Opioids are very effective analgesic drugs so they are used most often. There are three categories:
     • Pure agonists stimulate the entire receptor. They are the most potent and effective with acute, traumatic, and intense pain. These drugs provide the most analgesia while the side effects such as hypotension, respiratory depression, hypothermia, vomiting, and ileus are more likely and possibly more profound. These drugs include Morphine (0.5-2 mg/kg in dogs and 0.1-0.3 mg/kg in cats), Hydromorphone (0.05-0.2 mg/kg), Oxymorphone (0.05-0.2 mg/kg), and Fentanyl. Fentanyl's duration is very short so it must be administered intravenously as a continuous rate infusion (CRI) to maintain analgesia. There are also Fentanyl transdermal patches, which are applied to the skin and provide continuous pain relief for up to 72 hours, but absorption, efficacy, and duration can vary greatly depending on proper placement and the animal.
     • Partial agonists stimulate only part of the receptor. These drugs provide less analgesia, and the side effects are the same as pure agonists, but with less intensity. They are commonly used in routine procedures such as a minor laceration or abscess repair, and castrations. Drugs include Buprenorphine (0.01-0.02 mg/kg), and Butorphanol (0.1-0.4 mg/kg). Buprenorphine also can be given sublingually to cats making it a good medication for continuing pain relief at home. A synthetic opioid such as Tramadol (2-4 mg/kg up to QID), an oral tablet, is also a good medication to send home with owners. Butorphanol's analgesic effects are limited, but it is a good sedative. It is often used in conjunction with other medications to provide sedation and analgesia

It should be noted that partial agonists should not be used with pure agonists because they counteract each other's effects. Each one is trying to stimulate the receptor, and they end up "pushing" one another off.

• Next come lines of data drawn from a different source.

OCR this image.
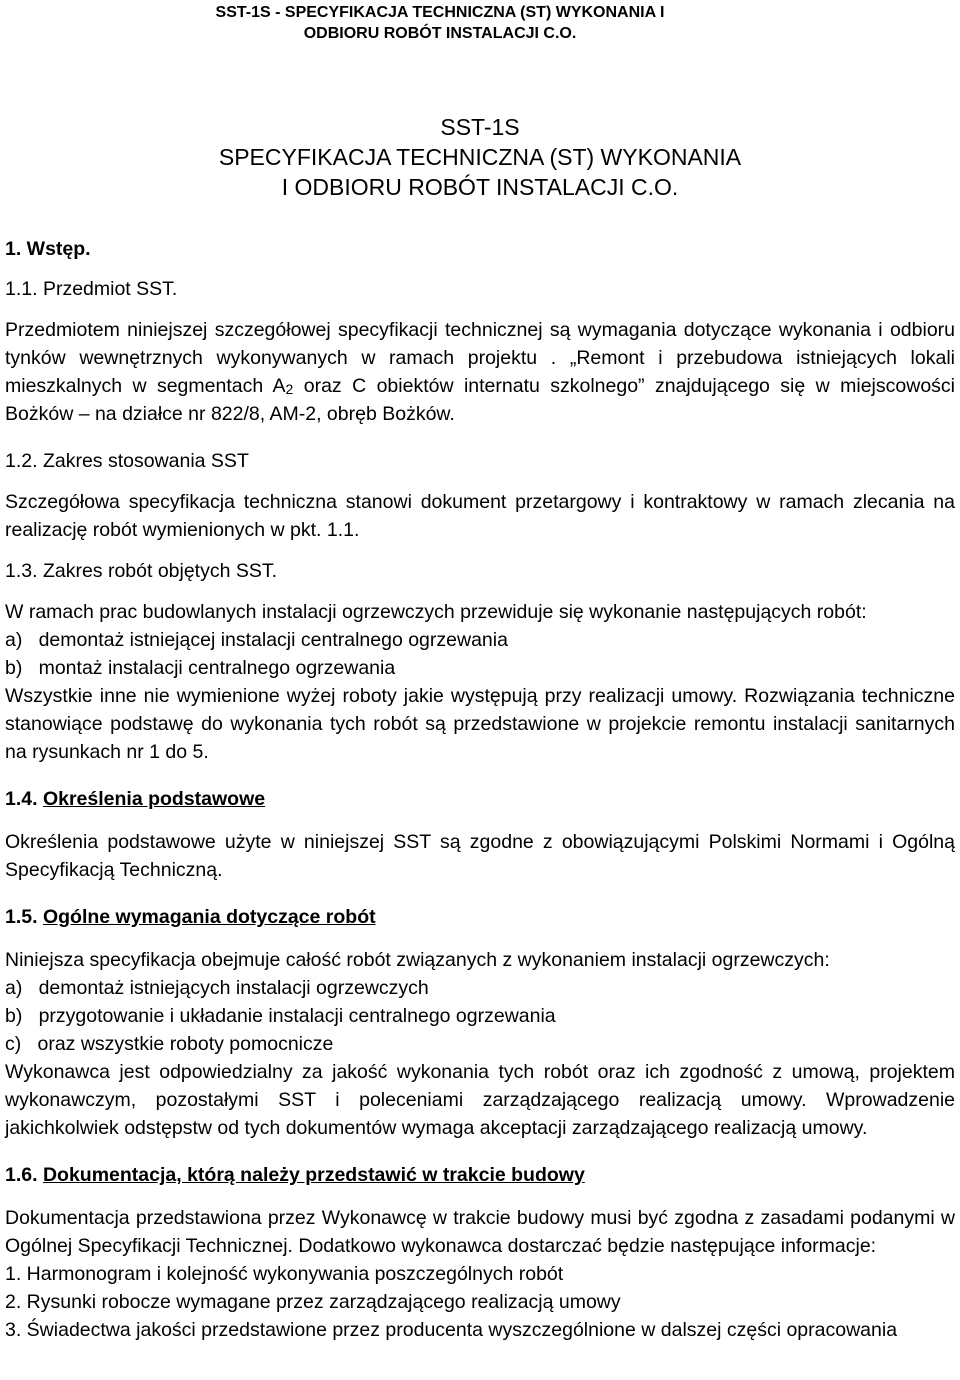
SST-1S - SPECYFIKACJA TECHNICZNA (ST) WYKONANIA I
ODBIORU ROBÓT INSTALACJI C.O.
SST-1S
SPECYFIKACJA TECHNICZNA (ST) WYKONANIA
I ODBIORU ROBÓT INSTALACJI C.O.
1. Wstęp.
1.1. Przedmiot SST.

Przedmiotem niniejszej szczegółowej specyfikacji technicznej są wymagania dotyczące wykonania i odbioru tynków wewnętrznych wykonywanych w ramach projektu . „Remont i przebudowa istniejących lokali mieszkalnych w segmentach $A_2$ oraz C obiektów internatu szkolnego” znajdującego się w miejscowości Bożków – na działce nr 822/8, AM-2, obręb Bożków.

1.2. Zakres stosowania SST

Szczegółowa specyfikacja techniczna stanowi dokument przetargowy i kontraktowy w ramach zlecania na realizację robót wymienionych w pkt. 1.1.

1.3. Zakres robót objętych SST.

W ramach prac budowlanych instalacji ogrzewczych przewiduje się wykonanie następujących robót:

a)   demontaż istniejącej instalacji centralnego ogrzewania
b)   montaż instalacji centralnego ogrzewania

Wszystkie inne nie wymienione wyżej roboty jakie występują przy realizacji umowy. Rozwiązania techniczne stanowiące podstawę do wykonania tych robót są przedstawione w projekcie remontu instalacji sanitarnych na rysunkach nr 1 do 5.

1.4. Określenia podstawowe

Określenia podstawowe użyte w niniejszej SST są zgodne z obowiązującymi Polskimi Normami i Ogólną Specyfikacją Techniczną.

1.5. Ogólne wymagania dotyczące robót

Niniejsza specyfikacja obejmuje całość robót związanych z wykonaniem instalacji ogrzewczych:

a)   demontaż istniejących instalacji ogrzewczych
b)   przygotowanie i układanie instalacji centralnego ogrzewania
c)   oraz wszystkie roboty pomocnicze

Wykonawca jest odpowiedzialny za jakość wykonania tych robót oraz ich zgodność z umową, projektem wykonawczym, pozostałymi SST i poleceniami zarządzającego realizacją umowy. Wprowadzenie jakichkolwiek odstępstw od tych dokumentów wymaga akceptacji zarządzającego realizacją umowy.

1.6. Dokumentacja, którą należy przedstawić w trakcie budowy

Dokumentacja przedstawiona przez Wykonawcę w trakcie budowy musi być zgodna z zasadami podanymi w Ogólnej Specyfikacji Technicznej. Dodatkowo wykonawca dostarczać będzie następujące informacje:

1. Harmonogram i kolejność wykonywania poszczególnych robót
2. Rysunki robocze wymagane przez zarządzającego realizacją umowy
3. Świadectwa jakości przedstawione przez producenta wyszczególnione w dalszej części opracowania
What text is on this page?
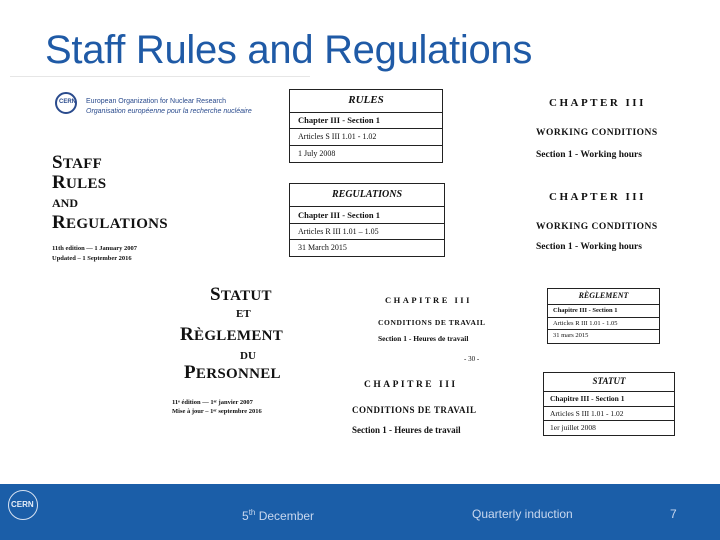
Staff Rules and Regulations
CERN European Organization for Nuclear Research
Organisation européenne pour la recherche nucléaire
STAFF
RULES
AND
REGULATIONS
11th edition — 1 January 2007
Updated – 1 September 2016
STATUT
ET
RÈGLEMENT
DU
PERSONNEL
11ᵉ édition — 1ᵉʳ janvier 2007
Mise à jour – 1ᵉʳ septembre 2016
RULES
Chapter III - Section 1
Articles S III 1.01 - 1.02
1 July 2008
REGULATIONS
Chapter III - Section 1
Articles R III 1.01 – 1.05
31 March 2015
CHAPTER III
WORKING CONDITIONS
Section 1 - Working hours
CHAPTER III
WORKING CONDITIONS
Section 1 - Working hours
CHAPITRE III
CONDITIONS DE TRAVAIL
Section 1 - Heures de travail
- 30 -
CHAPITRE III
CONDITIONS DE TRAVAIL
Section 1 - Heures de travail
RÈGLEMENT
Chapitre III - Section 1
Articles R III 1.01 - 1.05
31 mars 2015
STATUT
Chapitre III - Section 1
Articles S III 1.01 - 1.02
1er juillet 2008
CERN
5th December	Quarterly induction	7
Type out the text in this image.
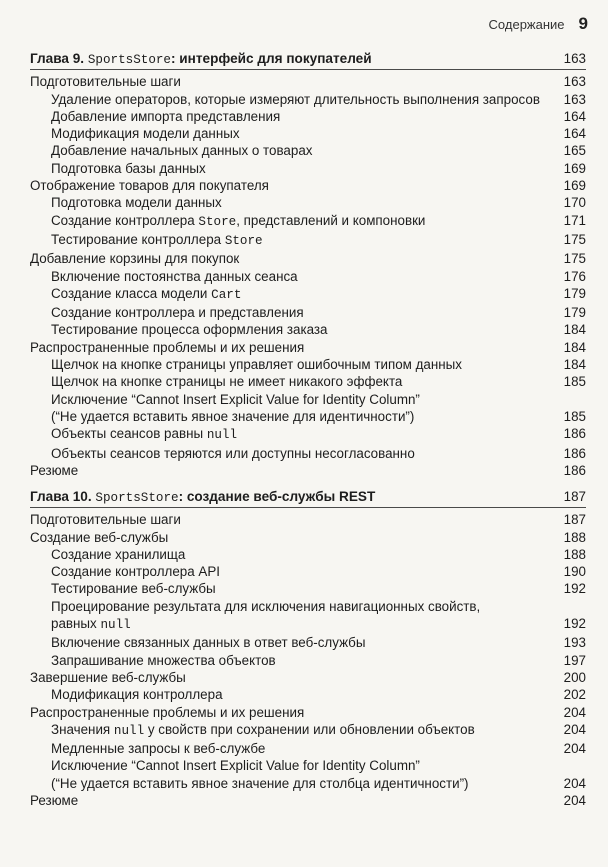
Содержание 9
Глава 9. SportsStore: интерфейс для покупателей	163
Подготовительные шаги	163
Удаление операторов, которые измеряют длительность выполнения запросов 163
Добавление импорта представления	164
Модификация модели данных	164
Добавление начальных данных о товарах	165
Подготовка базы данных	169
Отображение товаров для покупателя	169
Подготовка модели данных	170
Создание контроллера Store, представлений и компоновки	171
Тестирование контроллера Store	175
Добавление корзины для покупок	175
Включение постоянства данных сеанса	176
Создание класса модели Cart	179
Создание контроллера и представления	179
Тестирование процесса оформления заказа	184
Распространенные проблемы и их решения	184
Щелчок на кнопке страницы управляет ошибочным типом данных	184
Щелчок на кнопке страницы не имеет никакого эффекта	185
Исключение “Cannot Insert Explicit Value for Identity Column”
(“Не удается вставить явное значение для идентичности”)	185
Объекты сеансов равны null	186
Объекты сеансов теряются или доступны несогласованно	186
Резюме	186
Глава 10. SportsStore: создание веб-службы REST	187
Подготовительные шаги	187
Создание веб-службы	188
Создание хранилища	188
Создание контроллера API	190
Тестирование веб-службы	192
Проецирование результата для исключения навигационных свойств,
равных null	192
Включение связанных данных в ответ веб-службы	193
Запрашивание множества объектов	197
Завершение веб-службы	200
Модификация контроллера	202
Распространенные проблемы и их решения	204
Значения null у свойств при сохранении или обновлении объектов	204
Медленные запросы к веб-службе	204
Исключение “Cannot Insert Explicit Value for Identity Column”
(“Не удается вставить явное значение для столбца идентичности”)	204
Резюме	204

Partial agonists also have a "ceiling effect" with regards to cardiovascular effects, while pure agonists do not. Overdosing pure agonists can cause respiratory or cardiovascular arrest, while this is not likely with an overdose of a partial agonist.
     • Antagonists block the receptors and are used to reverse opioid effects if the patient is not responding well. The most common antagonist is Naloxone (0.002-0.2 mg/kg for a duration of one hour).

It should also be noted that opioid administration can induce an excitability phase before taking its full effect, but adding tranquilizers minimizes the possibility. Often low doses of tranquilizers are beneficial to minimize the effect of stress. Sleeping is a healing process, and recovery is inhibited for hospitalized patients that lack rest or sleep.